Abstract:Event cameras have the potential to revolutionize vision systems with their high temporal resolution and dynamic range, yet they remain susceptible to lens flare, a fundamental optical artifact that causes severe degradation. In event streams, this optical artifact forms a complex, spatio-temporal distortion that has been largely overlooked. We present E-Deflare, the first systematic framework for removing lens flare from event camera data. We first establish the theoretical foundation by deriving a physics-grounded forward model of the non-linear suppression mechanism.
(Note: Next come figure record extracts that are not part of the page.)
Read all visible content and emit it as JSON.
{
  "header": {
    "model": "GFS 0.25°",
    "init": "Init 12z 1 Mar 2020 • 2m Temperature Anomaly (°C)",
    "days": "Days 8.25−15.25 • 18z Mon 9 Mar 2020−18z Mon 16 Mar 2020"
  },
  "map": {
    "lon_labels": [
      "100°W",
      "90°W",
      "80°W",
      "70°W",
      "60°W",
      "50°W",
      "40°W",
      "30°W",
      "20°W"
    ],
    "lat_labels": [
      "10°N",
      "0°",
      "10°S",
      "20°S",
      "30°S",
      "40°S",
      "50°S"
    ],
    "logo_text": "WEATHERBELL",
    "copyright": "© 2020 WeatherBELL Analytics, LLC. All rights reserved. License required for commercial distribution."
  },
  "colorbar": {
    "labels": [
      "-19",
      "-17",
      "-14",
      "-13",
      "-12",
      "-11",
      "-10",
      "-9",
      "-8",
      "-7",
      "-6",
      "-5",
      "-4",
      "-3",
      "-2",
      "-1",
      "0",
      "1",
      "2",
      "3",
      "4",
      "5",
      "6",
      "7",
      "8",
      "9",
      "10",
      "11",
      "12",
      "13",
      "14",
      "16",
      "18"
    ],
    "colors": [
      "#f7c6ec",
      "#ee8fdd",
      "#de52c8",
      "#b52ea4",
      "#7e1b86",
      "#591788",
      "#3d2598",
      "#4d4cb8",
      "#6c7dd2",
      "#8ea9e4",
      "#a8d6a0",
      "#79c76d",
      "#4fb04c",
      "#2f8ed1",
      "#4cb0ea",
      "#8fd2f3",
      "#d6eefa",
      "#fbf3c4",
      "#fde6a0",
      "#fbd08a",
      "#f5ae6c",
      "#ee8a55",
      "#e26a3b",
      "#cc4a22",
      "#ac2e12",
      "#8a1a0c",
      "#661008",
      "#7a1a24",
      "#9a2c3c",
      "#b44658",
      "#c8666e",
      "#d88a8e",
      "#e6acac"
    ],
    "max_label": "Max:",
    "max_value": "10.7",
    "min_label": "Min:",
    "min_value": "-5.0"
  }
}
This insight enables the creation of the E-Deflare Benchmark, a comprehensive resource featuring a large-scale simulated training set, E-Flare-2.7K, and the first-ever paired real-world test set, E-Flare-R, captured by our novel optical system. Empowered by this benchmark, we design E-DeflareNet, which achieves state-of-the-art restoration performance. Extensive experiments validate our approach and demonstrate clear benefits for downstream tasks. Code and datasets are publicly available.